Compared to some of our other Green Issue assignments — like a day of eating only foods raised within 100 miles or going a full weekend without creating any waste — my mission seemed easy, hardly even a chore.
All I had to do was drink beer.
Only, the beer had to be brewed locally and without packaging for one weekend, meaning off a tap and out of a reusable container. We love local beers in bottles and cans (both easy to recycle), but for the green issue we wanted minimal waste.
Spokane has plenty of local breweries, but my fridge full of 22-oz. specialty and regional beers still proved tempting at times. For some perspective, it's worth taking a moment to consider some of the logistics of shipping beers from across the country or internationally.
This piece from the Brewers Association notes most beer shipments consist primarily of water and packaging weight. The hops, malts and other unique ingredients that make up our favorite beers weigh far less. The number-heavy explainer breaks out a lot of the details, but the bottom line is we're burning more than 5.7 million gallons of oil a year to import from Europe.

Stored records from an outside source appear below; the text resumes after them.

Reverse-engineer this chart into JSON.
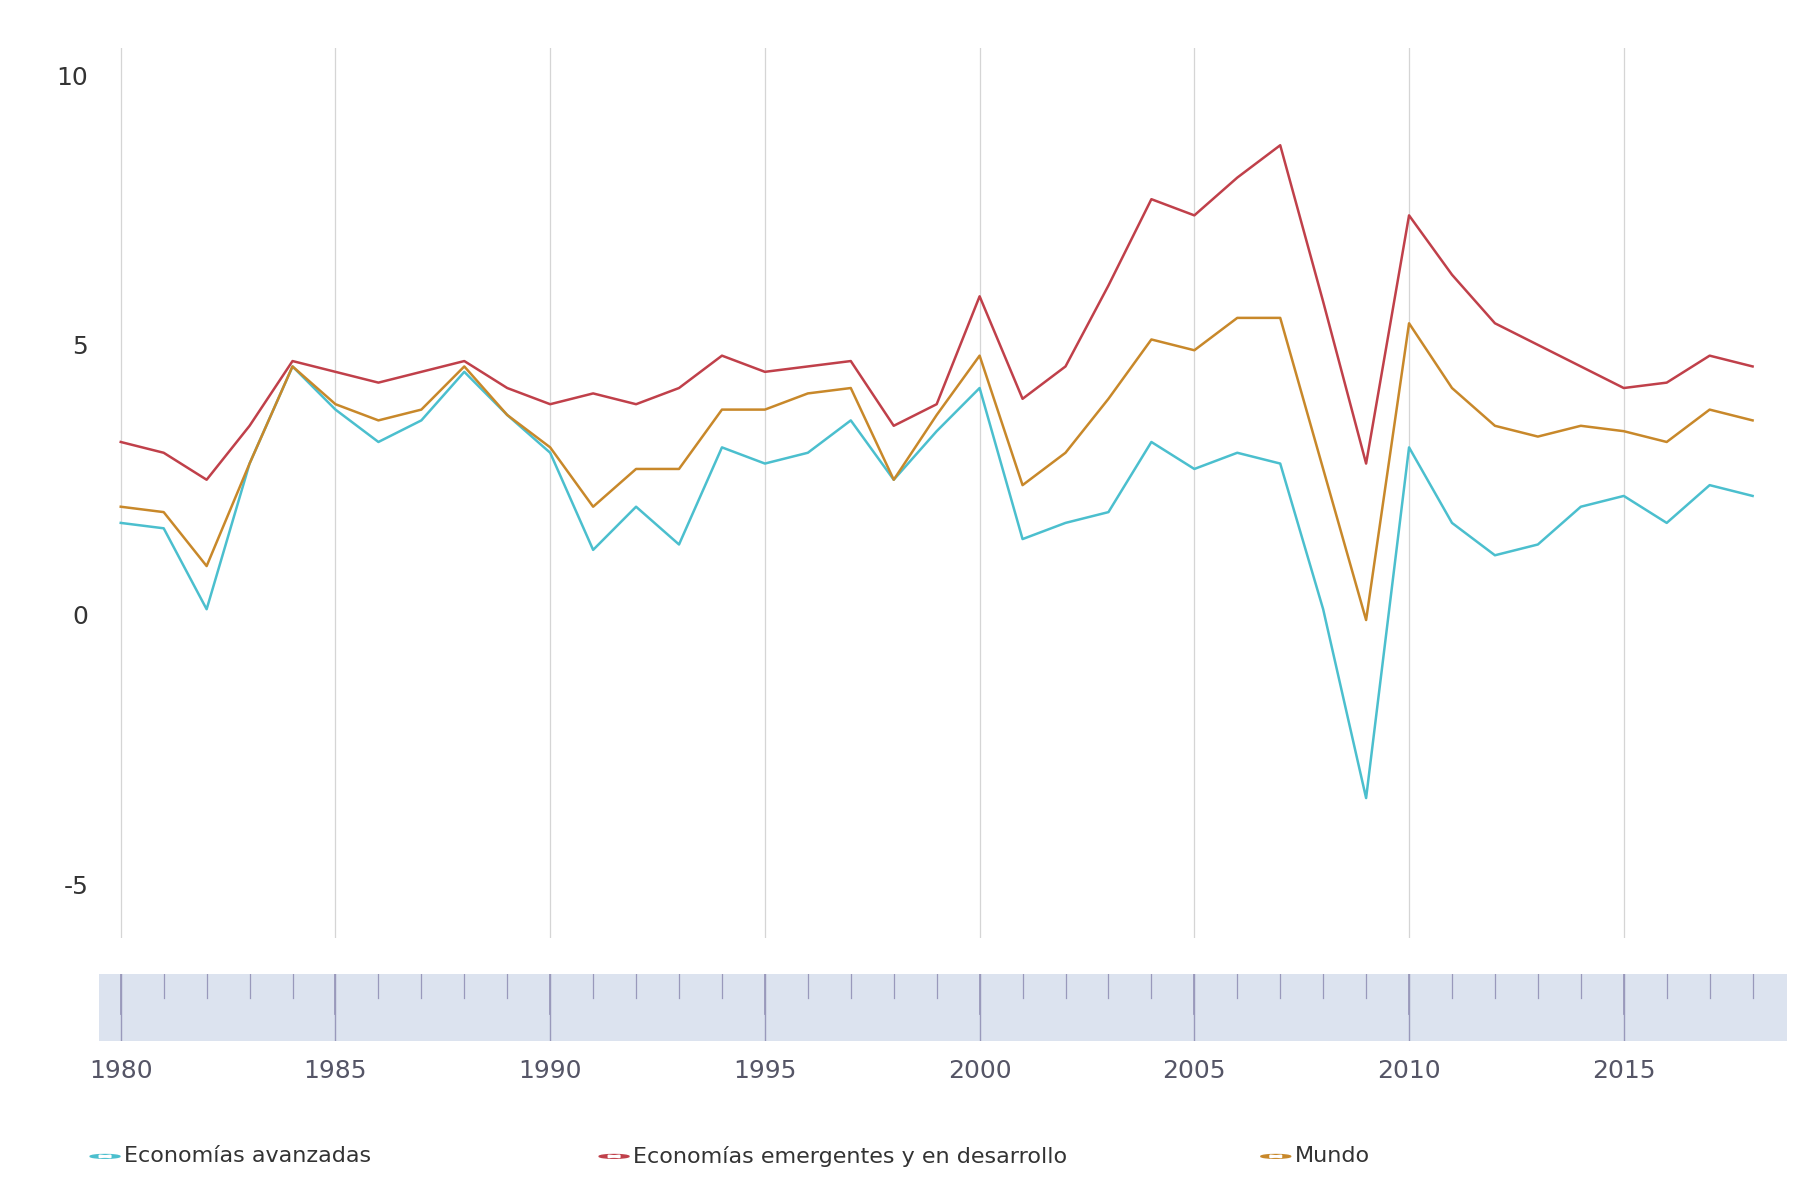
{
  "years": [
    1980,
    1981,
    1982,
    1983,
    1984,
    1985,
    1986,
    1987,
    1988,
    1989,
    1990,
    1991,
    1992,
    1993,
    1994,
    1995,
    1996,
    1997,
    1998,
    1999,
    2000,
    2001,
    2002,
    2003,
    2004,
    2005,
    2006,
    2007,
    2008,
    2009,
    2010,
    2011,
    2012,
    2013,
    2014,
    2015,
    2016,
    2017,
    2018
  ],
  "advanced": [
    1.7,
    1.6,
    0.1,
    2.8,
    4.6,
    3.8,
    3.2,
    3.6,
    4.5,
    3.7,
    3.0,
    1.2,
    2.0,
    1.3,
    3.1,
    2.8,
    3.0,
    3.6,
    2.5,
    3.4,
    4.2,
    1.4,
    1.7,
    1.9,
    3.2,
    2.7,
    3.0,
    2.8,
    0.1,
    -3.4,
    3.1,
    1.7,
    1.1,
    1.3,
    2.0,
    2.2,
    1.7,
    2.4,
    2.2
  ],
  "emerging": [
    3.2,
    3.0,
    2.5,
    3.5,
    4.7,
    4.5,
    4.3,
    4.5,
    4.7,
    4.2,
    3.9,
    4.1,
    3.9,
    4.2,
    4.8,
    4.5,
    4.6,
    4.7,
    3.5,
    3.9,
    5.9,
    4.0,
    4.6,
    6.1,
    7.7,
    7.4,
    8.1,
    8.7,
    5.8,
    2.8,
    7.4,
    6.3,
    5.4,
    5.0,
    4.6,
    4.2,
    4.3,
    4.8,
    4.6
  ],
  "world": [
    2.0,
    1.9,
    0.9,
    2.8,
    4.6,
    3.9,
    3.6,
    3.8,
    4.6,
    3.7,
    3.1,
    2.0,
    2.7,
    2.7,
    3.8,
    3.8,
    4.1,
    4.2,
    2.5,
    3.7,
    4.8,
    2.4,
    3.0,
    4.0,
    5.1,
    4.9,
    5.5,
    5.5,
    2.7,
    -0.1,
    5.4,
    4.2,
    3.5,
    3.3,
    3.5,
    3.4,
    3.2,
    3.8,
    3.6
  ],
  "color_advanced": "#4BBFCE",
  "color_emerging": "#C0404A",
  "color_world": "#C8882A",
  "label_advanced": "Economías avanzadas",
  "label_emerging": "Economías emergentes y en desarrollo",
  "label_world": "Mundo",
  "ylim": [
    -6,
    10.5
  ],
  "yticks": [
    -5,
    0,
    5,
    10
  ],
  "xlim_start": 1979.5,
  "xlim_end": 2018.8,
  "grid_color": "#d5d5d5",
  "timeline_color": "#dce3ef",
  "timeline_tick_color": "#9999bb",
  "background_color": "#ffffff",
  "vline_years": [
    1980,
    1985,
    1990,
    1995,
    2000,
    2005,
    2010,
    2015
  ],
  "linewidth": 1.8,
  "year_labels": [
    1980,
    1985,
    1990,
    1995,
    2000,
    2005,
    2010,
    2015
  ]
}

Most import beer then needs to be trucked to the final destination, burning another 50 million or so gallons of diesel fuel a year. The piece argues shifting to local beer provides multiple benefits:
"Because brewers operate in local economies, they could create new jobs where they are needed. Breweries could enjoy greater capacity utilization or faster amortization of their equipment. Local brews would also give the consumer a more fulfilling beer experience because, after all, beer is a perishable food—one that typically gets worse with age."
It's an attitude many breweries have championed for years. Sierra Nevada and New Belgium have made sustainability and environmental stewardship high priorities for their operations. Spokane breweries have emphasized local sourcing with some even growing their own hops. Regional wines have changed their bottles to use less material.
So we've got a smaller carbon footprint from shipping, combined with additional local jobs and fresher beer. That should be enough, but drinking local beers through bars and tasting rooms also eliminates the waste of packaging. All that tasty beer goes into reusable kegs, growlers or pint glasses.
Starting Saturday, I first grabbed a cold pint of Iron Goat Headbutt IPA at the newly opened Wisconsinburger. Over the past two years, many local restaurants have embraced local brews, but it was nice to see this Midwest-centric joint already on top of it.
In the afternoon, I made my first visit to Perry Street Brewing. The newly opened neighborhood tap room offered an outstanding selection of beers, including great deals on growler fills. After running through a taster of the six current brews, I enjoyed a Northwest pale and promised to return.
At the end of the day, I glared at the off-limits bottles in my refrigerator and decided I would make the leap to a reusable growler on Sunday to take some beer home for the evening.
Luckily one of my favorite Spokane breweries is also the closest physically to my home. River City Brewing makes and pours its beers less than a mile from my apartment. An easy walk, especially with a mild buzz.
A 64-oz. growler costs $10. A fill costs $12. But the brewery often offers discounts to fill at lower prices to make room for new seasonal beers. They topped me off with a growler of the Heritage English Pale and I headed home.
It was all tasty, affordable and about as green as beer gets this side of St. Patrick's Day. So yeah, not a bad assignment. Cheers.